2. Data Security & Right to be Forgotten: The second obligation is to exert the best efforts to maintain the security of data and keep the Data Subject in full control over their data. Meaning that the Data Subjects must be able to retrieve, alter or delete their data from a service provider’s database at any given time. This is usually known as the right to be forgotten. Moreover, the processor and data controllers are bound to destroy the data once it is no longer required for processing.
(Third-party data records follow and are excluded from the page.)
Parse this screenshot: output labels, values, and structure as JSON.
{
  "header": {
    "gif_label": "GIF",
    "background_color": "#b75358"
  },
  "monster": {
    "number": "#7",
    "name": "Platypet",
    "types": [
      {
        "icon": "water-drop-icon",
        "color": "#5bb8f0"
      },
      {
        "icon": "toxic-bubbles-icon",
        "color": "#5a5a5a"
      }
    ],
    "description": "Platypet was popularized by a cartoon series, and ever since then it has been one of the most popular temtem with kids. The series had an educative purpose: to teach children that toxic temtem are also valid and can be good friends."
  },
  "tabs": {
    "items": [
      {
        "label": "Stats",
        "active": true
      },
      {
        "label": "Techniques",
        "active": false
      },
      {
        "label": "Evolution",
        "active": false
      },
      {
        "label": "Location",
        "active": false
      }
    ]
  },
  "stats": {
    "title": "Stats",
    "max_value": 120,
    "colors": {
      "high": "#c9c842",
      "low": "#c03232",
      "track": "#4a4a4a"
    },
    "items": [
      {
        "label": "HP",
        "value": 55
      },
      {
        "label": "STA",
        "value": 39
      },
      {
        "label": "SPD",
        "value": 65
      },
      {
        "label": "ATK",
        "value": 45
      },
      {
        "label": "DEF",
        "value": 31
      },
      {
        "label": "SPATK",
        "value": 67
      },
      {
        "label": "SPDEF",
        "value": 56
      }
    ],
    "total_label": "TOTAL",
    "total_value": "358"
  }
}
It must be noted that both the EDPL and the GDPR require such obligations.
3. Having a Processing Agreement in Place: The third obligation is that a processor who processes data on behalf of a Controller must have a binding instrument (i.e., contract) with the Controller that states the following conditions:
   • The processing will only happen upon documented instructions from the Controller;
   • The Processor will ensure that the persons authorized to process the Personal Data will maintain the confidentiality of such data;
   • The Processor is offering a minimum security level as defined by the Controller;
   • The Processor must assist in ensuring compliance with the law (i.e., GDPR and/or EDPL).
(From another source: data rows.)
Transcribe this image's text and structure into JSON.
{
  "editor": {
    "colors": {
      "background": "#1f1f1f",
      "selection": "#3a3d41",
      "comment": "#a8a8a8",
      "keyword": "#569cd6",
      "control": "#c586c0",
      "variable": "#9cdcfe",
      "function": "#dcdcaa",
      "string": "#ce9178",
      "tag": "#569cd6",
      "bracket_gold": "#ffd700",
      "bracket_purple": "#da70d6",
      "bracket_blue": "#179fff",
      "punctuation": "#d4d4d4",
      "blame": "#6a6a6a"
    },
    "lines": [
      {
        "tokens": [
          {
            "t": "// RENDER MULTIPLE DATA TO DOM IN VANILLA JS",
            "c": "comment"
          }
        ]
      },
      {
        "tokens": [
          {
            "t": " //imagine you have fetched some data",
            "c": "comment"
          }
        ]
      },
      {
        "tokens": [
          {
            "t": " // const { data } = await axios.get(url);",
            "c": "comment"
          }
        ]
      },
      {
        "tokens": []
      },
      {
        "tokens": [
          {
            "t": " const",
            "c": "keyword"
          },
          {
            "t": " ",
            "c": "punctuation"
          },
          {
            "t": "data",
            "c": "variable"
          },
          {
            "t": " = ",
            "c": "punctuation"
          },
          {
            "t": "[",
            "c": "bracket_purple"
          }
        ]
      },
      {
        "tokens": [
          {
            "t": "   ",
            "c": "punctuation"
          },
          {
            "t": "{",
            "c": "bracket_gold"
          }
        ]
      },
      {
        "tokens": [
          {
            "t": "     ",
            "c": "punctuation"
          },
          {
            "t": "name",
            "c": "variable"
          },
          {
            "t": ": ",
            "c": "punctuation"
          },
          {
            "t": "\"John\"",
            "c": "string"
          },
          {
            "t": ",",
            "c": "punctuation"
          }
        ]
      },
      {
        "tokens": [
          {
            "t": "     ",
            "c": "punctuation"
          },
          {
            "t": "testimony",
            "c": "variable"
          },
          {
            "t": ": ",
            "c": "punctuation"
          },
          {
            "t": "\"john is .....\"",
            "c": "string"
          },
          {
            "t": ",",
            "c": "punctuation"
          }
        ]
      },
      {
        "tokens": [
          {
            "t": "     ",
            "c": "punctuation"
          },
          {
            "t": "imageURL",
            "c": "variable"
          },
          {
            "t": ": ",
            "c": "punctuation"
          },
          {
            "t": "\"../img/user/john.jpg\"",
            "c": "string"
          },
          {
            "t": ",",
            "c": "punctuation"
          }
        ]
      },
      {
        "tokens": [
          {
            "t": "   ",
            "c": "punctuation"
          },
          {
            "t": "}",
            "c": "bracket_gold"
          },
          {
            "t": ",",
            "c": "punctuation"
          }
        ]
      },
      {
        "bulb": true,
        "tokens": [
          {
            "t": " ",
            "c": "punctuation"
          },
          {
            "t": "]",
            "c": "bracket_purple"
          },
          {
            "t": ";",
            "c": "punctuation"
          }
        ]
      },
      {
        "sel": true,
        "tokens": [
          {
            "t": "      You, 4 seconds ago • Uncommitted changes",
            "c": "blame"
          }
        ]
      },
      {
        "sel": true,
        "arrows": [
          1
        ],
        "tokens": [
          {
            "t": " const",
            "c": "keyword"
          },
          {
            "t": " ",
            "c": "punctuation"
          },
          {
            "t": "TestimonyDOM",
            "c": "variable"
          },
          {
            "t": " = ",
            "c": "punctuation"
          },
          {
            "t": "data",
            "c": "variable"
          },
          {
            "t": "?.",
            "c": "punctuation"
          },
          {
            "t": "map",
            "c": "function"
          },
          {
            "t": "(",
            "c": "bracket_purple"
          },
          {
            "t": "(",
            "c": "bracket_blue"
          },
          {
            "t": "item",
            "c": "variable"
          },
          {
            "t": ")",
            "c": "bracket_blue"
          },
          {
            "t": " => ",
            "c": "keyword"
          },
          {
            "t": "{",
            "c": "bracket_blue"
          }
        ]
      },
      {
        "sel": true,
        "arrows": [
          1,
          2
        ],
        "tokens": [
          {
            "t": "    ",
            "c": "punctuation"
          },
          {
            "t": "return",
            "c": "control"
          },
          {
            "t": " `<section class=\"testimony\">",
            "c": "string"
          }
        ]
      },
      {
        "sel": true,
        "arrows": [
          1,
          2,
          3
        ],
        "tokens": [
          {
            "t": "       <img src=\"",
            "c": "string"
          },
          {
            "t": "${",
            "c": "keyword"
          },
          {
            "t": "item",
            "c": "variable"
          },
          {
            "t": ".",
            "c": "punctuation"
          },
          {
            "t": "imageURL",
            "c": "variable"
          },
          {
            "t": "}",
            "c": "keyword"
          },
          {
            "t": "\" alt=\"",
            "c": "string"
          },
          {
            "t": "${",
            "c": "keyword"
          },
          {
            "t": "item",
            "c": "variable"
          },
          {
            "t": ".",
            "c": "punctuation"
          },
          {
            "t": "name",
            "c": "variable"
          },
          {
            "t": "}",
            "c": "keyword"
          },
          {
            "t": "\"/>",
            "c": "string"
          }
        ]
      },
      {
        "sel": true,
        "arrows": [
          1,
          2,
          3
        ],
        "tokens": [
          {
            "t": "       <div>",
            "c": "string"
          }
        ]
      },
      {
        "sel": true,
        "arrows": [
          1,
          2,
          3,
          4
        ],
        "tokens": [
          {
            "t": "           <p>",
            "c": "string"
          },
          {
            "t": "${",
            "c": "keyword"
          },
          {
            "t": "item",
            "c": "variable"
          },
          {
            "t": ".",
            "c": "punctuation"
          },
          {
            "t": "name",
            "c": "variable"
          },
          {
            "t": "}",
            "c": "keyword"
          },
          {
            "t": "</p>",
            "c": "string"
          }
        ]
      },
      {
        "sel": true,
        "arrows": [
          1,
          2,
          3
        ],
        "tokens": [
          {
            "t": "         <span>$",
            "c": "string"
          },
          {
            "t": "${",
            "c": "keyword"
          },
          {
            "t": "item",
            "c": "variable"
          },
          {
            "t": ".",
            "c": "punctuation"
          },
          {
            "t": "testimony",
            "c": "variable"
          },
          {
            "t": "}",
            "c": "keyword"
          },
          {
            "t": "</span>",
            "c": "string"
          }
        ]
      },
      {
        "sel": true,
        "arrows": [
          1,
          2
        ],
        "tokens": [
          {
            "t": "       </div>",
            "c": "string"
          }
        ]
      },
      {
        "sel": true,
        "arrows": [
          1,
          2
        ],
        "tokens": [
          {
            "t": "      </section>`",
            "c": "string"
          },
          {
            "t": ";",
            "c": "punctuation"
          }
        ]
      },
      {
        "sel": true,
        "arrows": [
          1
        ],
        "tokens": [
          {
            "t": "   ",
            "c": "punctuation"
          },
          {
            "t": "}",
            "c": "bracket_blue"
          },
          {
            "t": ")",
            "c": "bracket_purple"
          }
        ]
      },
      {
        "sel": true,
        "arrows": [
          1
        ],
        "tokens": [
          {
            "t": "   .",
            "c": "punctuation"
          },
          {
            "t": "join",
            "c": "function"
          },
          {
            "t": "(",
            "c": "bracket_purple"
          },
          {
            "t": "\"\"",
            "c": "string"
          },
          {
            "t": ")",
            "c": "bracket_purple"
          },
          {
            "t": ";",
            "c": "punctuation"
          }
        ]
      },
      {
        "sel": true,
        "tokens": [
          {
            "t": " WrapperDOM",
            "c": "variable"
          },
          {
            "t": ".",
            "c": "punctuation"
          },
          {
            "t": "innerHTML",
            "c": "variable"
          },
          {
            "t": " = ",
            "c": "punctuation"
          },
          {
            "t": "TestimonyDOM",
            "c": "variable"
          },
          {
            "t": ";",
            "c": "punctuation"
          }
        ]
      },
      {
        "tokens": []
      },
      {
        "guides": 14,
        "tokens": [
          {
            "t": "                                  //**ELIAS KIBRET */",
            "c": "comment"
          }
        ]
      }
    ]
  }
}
   • When it comes to the Controller-Processor relationship, the Controller must have a legal instrument (i.e., contract) that details the instructions by which the processor undertakes to process its data; and
   • The instrument must detail the guarantees that the Processor will provide to ensure the Controller’s desired level of security and control over the data in question.
4. Appointing a Data Protection Officer: The last obligation is the appointment of a Data Protection Officer (“DPO”) by the Processor. The DPO, under both the EDPL and the GDPR, is responsible for maintaining regular checks on data security, notifying the competent authorities with data breaches, handling all claims and incidents of a data breach inside its respective service provider’s organization, and notifying the authorities of any breach within 72 hours of its occurrence.
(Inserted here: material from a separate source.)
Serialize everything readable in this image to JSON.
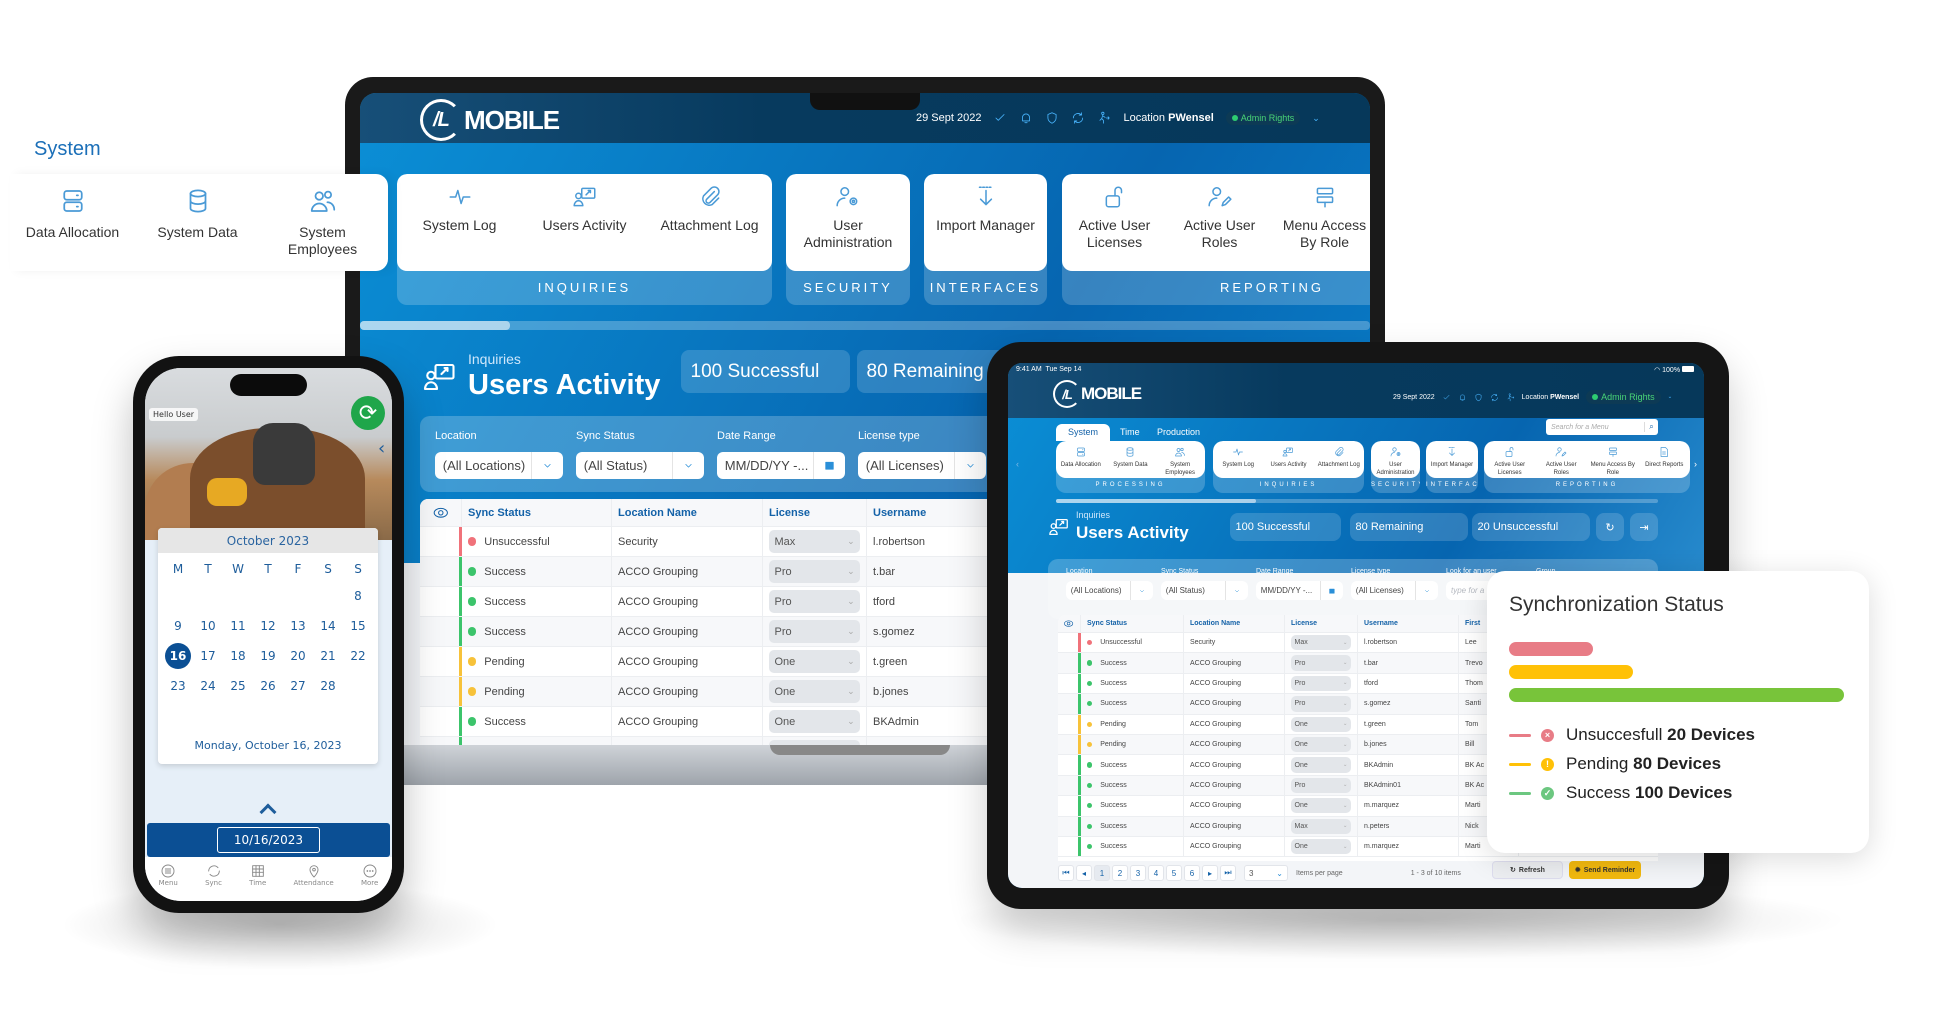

5. Licensing under the EDPL: It must be noted that the EDPL imposes an obligation upon the service provider to obtain a license, authorization, or permit to perform its activities. The EDPL is not clear on which document the service provider must obtain as this is left to its executive regulations which are yet to be issued at the time of this publication.

When does the startup become required to comply with the GDPR?

As a service provider in Egypt, if your data processing and controlling involve the data of EU citizens and/or EU businesses whether inside or outside the EU territory, through the offering of goods/services or monitoring the behavior of individuals in the EU territory, then your startup must then comply with the provisions of the GDPR. Advice on the GDPR extra obligations must be sought from a licensed EU lawyer specialized in such an area of exertise.